Convinced that to recover the islands it is better to make love and not war, Argentinian actor Fabian Stratas sets about trying to seduce one of the islands' inhabitants, played by British actress Camilla Heaney.

This tale of seduction may not be anything new.

But the fact that it was filmed without anyone on the islands knowing, using only three digital cameras and with no script to follow means that this is no ordinary film.

No-one knew

The film's team arrived in Port Stanley, on a commercial flight from Chile, and pretended to be private tourists.

They shot the no-frills film without anyone on the islands knowing what they were doing.

The British governor's spokesman on the island, Russ Jarvis, told the Spanish news agency Efe he did not know anything about it and could not comment.
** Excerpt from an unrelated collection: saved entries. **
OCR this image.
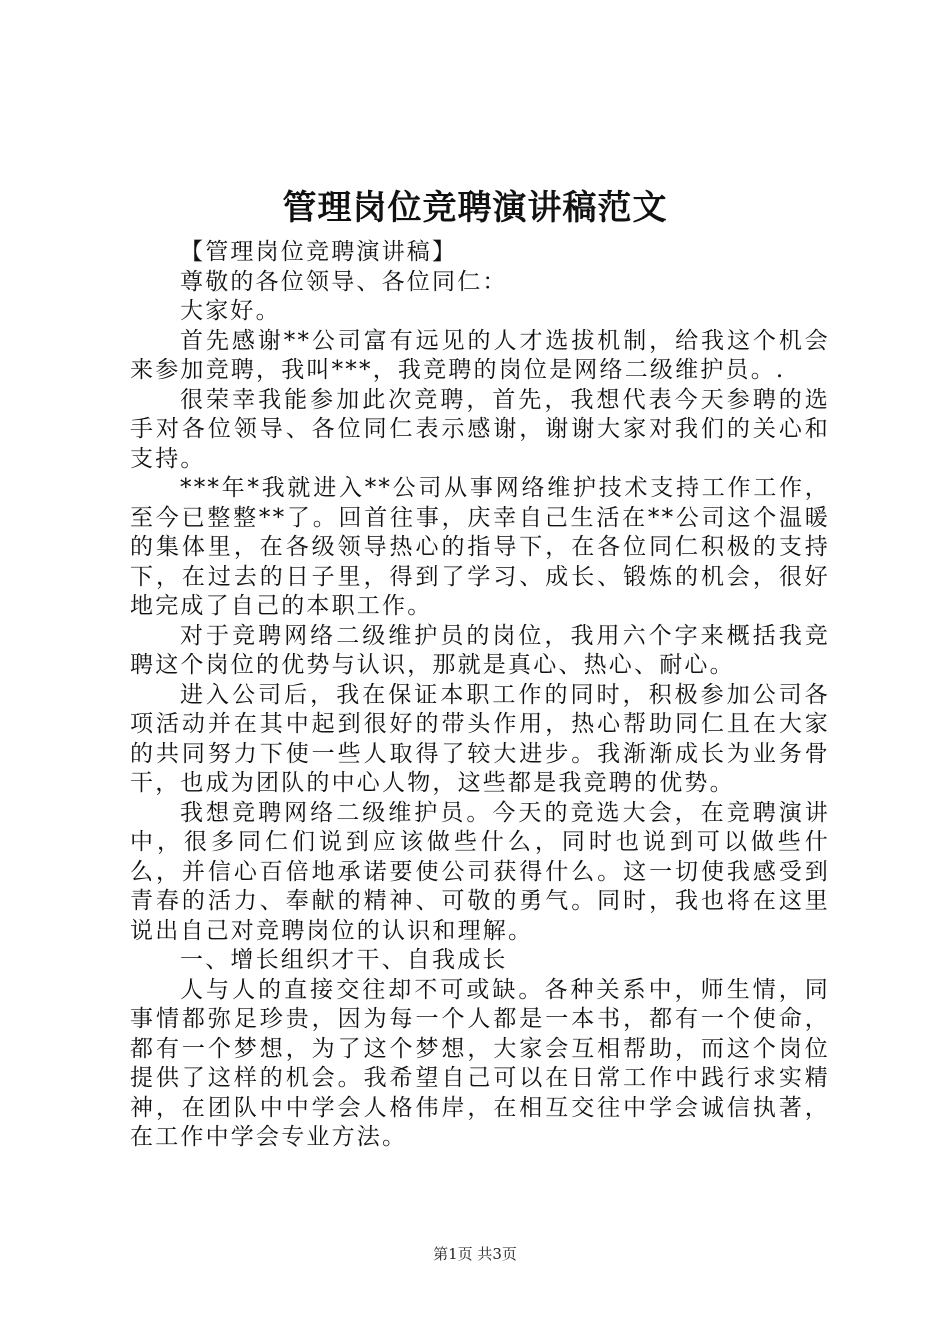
管理岗位竞聘演讲稿范文

【管理岗位竞聘演讲稿】

尊敬的各位领导、各位同仁：

大家好。

首先感谢**公司富有远见的人才选拔机制，给我这个机会来参加竞聘，我叫***，我竞聘的岗位是网络二级维护员。.

很荣幸我能参加此次竞聘，首先，我想代表今天参聘的选手对各位领导、各位同仁表示感谢，谢谢大家对我们的关心和支持。

***年*我就进入**公司从事网络维护技术支持工作工作，至今已整整**了。回首往事，庆幸自己生活在**公司这个温暖的集体里，在各级领导热心的指导下，在各位同仁积极的支持下，在过去的日子里，得到了学习、成长、锻炼的机会，很好地完成了自己的本职工作。

对于竞聘网络二级维护员的岗位，我用六个字来概括我竞聘这个岗位的优势与认识，那就是真心、热心、耐心。

进入公司后，我在保证本职工作的同时，积极参加公司各项活动并在其中起到很好的带头作用，热心帮助同仁且在大家的共同努力下使一些人取得了较大进步。我渐渐成长为业务骨干，也成为团队的中心人物，这些都是我竞聘的优势。

我想竞聘网络二级维护员。今天的竞选大会，在竞聘演讲中，很多同仁们说到应该做些什么，同时也说到可以做些什么，并信心百倍地承诺要使公司获得什么。这一切使我感受到青春的活力、奉献的精神、可敬的勇气。同时，我也将在这里说出自己对竞聘岗位的认识和理解。

一、增长组织才干、自我成长

人与人的直接交往却不可或缺。各种关系中，师生情，同事情都弥足珍贵，因为每一个人都是一本书，都有一个使命，都有一个梦想，为了这个梦想，大家会互相帮助，而这个岗位提供了这样的机会。我希望自己可以在日常工作中践行求实精神，在团队中中学会人格伟岸，在相互交往中学会诚信执著，在工作中学会专业方法。

第1页 共3页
It is the first Argentinian film ever made on the Falkland Islands - or the Malvinas Islands as they are known in Argentina.

It is also the first Argentinian film to be given the Dogma 95 certificate by the Danish film-making group that eschews special effects and excessive editing.

Other Dogme films include Lars Von Triers' The Idiots and Thomas Vinterberg's The Celebration - films shot naturally, without any artificial lighting, special effects or props.

Non-fiction/fiction cinema

In an interview for the Argentinian daily Clarin, the director, Jose Luis Marques, said he saw the film as "non-fiction/fiction cinema".

But he said that the film is not about retelling events on the island through his eyes, nor is it a film about the Falklands War, fought between Argentina and the United Kingdom in 1982.

He didn't want to make "a film that deals exclusively with the issue of sovereignty from the usual point of view".

He said he wanted to depict the relationship between an innocent islander and a young Argentinian aiming to produce a generation of Argentinian Malvinenses who in the future would be able shift the demographic balance on the islands.

Not all of the filming was plain sailing, however. At one point, leading lady Camilla Heaney began to feel a traitor to her country which created some tension among the team, Clarin said.

The film is using its own website to generate interest in the film, copying the same successful marketing strategy used by films such as the Blair Witch Project.

The site includes video clips, a shooting diary and hints on how to travel to the Falkland Islands.